There was one spot, he knew, where the grass was different.
Almost as if a large hole had been dug in that spot and had then been haphazardly covered over with a different species of grass.
Looking over the moonlit plain for the place where the grass didn't match, Kenji quickly zeroed in on it. “Here,” he muttered. Walking to the spot, he stood in the shorter grass, certain as he was of anything that he'd found Agnes' final resting place. “Guys, I found it.”
The other two peeked out at him from the doorway of the shack. “What the hell are you talking about?” asked Dylan. “What did you find?”
“The grass here is different,” replied Kenji, stamping on the ground with his foot. “This is the spot! This is where we need to dig!”
Reggie whistled, shaking his head. “I'm too old for this shit. You fellas are going to have to do it. It's the dead of winter out there, Kenji. Ground's going to be hard as hell.”
Undeterred, Kenji started for the Honda. “Let's go, guys. We need to get ahold of some shovels.”
TWENTY-SIX
The three of them were packed like sardines into Dylan's rickety Honda. Kenji and Dylan sat in the front seats while Reggie tried to contort his lengthy frame into the back. The car rattled on down the road as they passed into the nearest town. Not far from the highway entrance ramp they came upon a 24-hour chain store they knew to have a sizable hardware department. Dylan wheeled into the almost-empty parking lot and rolled to a stop beneath a bright, white streetlamp. He shut off the car but didn't jump out at once, even as Kenji appeared raring to go.

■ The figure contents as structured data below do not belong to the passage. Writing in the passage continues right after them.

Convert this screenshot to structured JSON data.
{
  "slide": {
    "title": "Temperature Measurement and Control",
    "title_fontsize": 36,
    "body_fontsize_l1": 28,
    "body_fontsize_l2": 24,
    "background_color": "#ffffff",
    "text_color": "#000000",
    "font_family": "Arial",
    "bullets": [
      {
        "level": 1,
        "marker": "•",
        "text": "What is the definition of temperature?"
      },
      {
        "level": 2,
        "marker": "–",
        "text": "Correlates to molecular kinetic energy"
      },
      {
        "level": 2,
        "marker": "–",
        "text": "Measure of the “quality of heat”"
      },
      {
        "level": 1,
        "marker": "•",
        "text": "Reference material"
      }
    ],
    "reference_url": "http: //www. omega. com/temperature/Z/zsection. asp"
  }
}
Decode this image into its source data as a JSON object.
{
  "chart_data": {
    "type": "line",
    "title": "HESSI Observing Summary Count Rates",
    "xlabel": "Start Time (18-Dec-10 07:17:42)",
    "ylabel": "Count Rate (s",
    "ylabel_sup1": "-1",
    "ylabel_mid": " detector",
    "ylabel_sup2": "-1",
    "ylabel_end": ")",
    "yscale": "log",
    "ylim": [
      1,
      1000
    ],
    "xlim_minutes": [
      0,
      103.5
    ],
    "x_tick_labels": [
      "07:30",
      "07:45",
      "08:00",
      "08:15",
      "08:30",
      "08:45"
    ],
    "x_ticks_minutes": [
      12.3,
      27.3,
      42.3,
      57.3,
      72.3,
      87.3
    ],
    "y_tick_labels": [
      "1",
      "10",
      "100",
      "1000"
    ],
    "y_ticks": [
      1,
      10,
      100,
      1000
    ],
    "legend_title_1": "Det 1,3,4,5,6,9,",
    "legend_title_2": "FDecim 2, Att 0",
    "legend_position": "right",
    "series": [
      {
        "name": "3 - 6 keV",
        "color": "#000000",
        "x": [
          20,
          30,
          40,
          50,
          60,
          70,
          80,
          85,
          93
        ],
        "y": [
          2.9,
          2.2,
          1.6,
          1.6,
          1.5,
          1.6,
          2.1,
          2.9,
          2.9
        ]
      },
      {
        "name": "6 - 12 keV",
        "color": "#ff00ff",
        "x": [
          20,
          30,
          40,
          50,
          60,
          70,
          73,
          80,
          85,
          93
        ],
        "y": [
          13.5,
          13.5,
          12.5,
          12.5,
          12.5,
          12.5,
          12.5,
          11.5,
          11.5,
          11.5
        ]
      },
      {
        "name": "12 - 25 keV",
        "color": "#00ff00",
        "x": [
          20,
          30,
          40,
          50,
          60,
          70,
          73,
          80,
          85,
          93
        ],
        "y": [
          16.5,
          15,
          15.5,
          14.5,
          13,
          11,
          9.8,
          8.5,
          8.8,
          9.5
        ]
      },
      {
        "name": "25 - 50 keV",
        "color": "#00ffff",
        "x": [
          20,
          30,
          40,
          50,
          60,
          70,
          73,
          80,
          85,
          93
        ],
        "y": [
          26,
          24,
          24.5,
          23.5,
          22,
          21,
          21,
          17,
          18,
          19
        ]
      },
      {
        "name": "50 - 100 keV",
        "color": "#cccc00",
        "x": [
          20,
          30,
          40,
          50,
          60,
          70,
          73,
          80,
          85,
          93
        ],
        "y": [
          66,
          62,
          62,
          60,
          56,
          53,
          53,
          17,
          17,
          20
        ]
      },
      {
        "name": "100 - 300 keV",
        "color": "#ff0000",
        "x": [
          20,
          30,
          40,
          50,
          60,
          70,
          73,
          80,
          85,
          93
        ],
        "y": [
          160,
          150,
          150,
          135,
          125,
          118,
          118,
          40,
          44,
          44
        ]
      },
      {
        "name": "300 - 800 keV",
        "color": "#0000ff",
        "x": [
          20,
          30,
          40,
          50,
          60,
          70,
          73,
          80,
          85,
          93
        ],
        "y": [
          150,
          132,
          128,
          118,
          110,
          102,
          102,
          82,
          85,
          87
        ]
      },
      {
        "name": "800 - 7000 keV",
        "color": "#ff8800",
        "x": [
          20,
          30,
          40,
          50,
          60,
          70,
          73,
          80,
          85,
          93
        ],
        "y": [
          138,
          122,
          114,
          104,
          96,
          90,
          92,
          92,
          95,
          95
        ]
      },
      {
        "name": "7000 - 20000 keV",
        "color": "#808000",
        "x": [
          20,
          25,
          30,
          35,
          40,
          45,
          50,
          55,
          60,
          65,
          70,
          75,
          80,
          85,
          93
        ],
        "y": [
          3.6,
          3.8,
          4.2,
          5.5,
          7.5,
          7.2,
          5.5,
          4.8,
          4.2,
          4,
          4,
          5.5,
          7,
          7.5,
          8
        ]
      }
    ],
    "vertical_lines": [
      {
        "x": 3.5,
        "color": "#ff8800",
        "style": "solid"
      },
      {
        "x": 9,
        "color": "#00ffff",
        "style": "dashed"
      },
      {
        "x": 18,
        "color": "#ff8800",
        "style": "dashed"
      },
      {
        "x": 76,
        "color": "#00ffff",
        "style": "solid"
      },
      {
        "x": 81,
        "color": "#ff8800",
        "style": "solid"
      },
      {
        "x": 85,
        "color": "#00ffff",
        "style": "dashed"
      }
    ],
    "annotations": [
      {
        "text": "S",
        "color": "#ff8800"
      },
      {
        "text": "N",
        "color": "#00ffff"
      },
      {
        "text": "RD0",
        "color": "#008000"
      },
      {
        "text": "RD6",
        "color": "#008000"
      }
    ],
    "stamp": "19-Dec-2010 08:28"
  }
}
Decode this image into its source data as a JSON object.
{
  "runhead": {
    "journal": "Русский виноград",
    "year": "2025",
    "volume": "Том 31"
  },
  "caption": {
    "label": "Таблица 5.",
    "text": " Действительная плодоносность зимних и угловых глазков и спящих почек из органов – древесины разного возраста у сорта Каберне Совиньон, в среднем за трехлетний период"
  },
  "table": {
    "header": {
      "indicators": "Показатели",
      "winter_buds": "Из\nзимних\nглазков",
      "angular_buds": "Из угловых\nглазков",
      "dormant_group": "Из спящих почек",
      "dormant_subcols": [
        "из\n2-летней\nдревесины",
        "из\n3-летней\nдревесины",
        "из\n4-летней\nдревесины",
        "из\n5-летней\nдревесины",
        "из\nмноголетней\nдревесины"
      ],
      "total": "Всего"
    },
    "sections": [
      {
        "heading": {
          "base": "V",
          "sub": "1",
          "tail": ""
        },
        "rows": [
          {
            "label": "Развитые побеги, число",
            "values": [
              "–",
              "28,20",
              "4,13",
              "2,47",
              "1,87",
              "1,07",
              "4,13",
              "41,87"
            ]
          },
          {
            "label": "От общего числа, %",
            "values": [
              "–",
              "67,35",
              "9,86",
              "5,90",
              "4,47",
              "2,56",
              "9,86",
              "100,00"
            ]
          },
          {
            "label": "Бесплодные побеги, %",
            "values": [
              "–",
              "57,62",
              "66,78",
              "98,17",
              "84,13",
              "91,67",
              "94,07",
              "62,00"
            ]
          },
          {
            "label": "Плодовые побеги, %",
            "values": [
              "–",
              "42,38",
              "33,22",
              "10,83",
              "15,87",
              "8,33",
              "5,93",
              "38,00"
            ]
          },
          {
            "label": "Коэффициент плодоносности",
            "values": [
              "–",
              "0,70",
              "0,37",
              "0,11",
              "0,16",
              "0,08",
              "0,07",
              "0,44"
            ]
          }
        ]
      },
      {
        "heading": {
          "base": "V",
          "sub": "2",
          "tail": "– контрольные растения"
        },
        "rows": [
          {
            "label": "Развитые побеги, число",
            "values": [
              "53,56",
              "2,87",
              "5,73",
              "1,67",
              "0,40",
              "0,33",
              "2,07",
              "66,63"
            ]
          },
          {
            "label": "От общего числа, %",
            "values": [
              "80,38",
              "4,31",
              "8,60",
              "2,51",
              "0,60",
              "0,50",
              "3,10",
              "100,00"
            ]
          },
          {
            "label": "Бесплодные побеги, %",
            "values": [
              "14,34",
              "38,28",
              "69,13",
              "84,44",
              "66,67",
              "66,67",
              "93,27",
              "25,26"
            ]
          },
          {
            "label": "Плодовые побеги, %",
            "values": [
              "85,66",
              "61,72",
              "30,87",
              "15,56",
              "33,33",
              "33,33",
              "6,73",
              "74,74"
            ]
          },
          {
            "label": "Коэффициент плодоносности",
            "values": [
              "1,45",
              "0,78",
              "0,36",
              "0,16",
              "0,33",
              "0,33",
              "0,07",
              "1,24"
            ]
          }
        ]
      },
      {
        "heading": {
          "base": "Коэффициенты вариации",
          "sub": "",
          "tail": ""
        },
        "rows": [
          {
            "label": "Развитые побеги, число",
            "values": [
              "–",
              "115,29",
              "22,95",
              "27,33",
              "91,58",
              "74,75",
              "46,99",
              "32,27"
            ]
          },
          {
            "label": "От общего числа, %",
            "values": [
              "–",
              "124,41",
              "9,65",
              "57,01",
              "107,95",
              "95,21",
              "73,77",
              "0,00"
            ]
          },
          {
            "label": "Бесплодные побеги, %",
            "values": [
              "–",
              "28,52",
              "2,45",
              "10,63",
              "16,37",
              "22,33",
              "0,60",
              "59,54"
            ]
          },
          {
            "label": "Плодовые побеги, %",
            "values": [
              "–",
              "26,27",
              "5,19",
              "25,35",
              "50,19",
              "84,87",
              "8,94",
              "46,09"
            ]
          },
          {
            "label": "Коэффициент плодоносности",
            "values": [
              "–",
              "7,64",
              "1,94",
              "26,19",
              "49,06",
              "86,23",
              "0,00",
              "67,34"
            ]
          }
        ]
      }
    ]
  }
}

“Hold up,” said Dylan, grabbing Kenji's arm. “We need to talk this through first.” Glancing into the rearview, he nodded to Reggie. “All three of us. See, this is some serious shit. When I first helped you clean up the audio in that song, I never expected things to come to...
this
. Following the clues, we were led all the way out here, to a spot where there might be a fucking body buried. I don't want to go through with this, if we're being honest. I think it's a shitty idea. But if you're both invested in digging up ol' Agnes and solving this thing, then I'll do what I can. Promise me, though, that we'll call the cops when it's over. I want to bring in the cops the minute we discover a body. I mean, if there's really one to be found.” He sighed. “Kenji, man, I don't think we should be doing this. I had a terrible feeling about coming back to this place, and now I really wish that I hadn't.”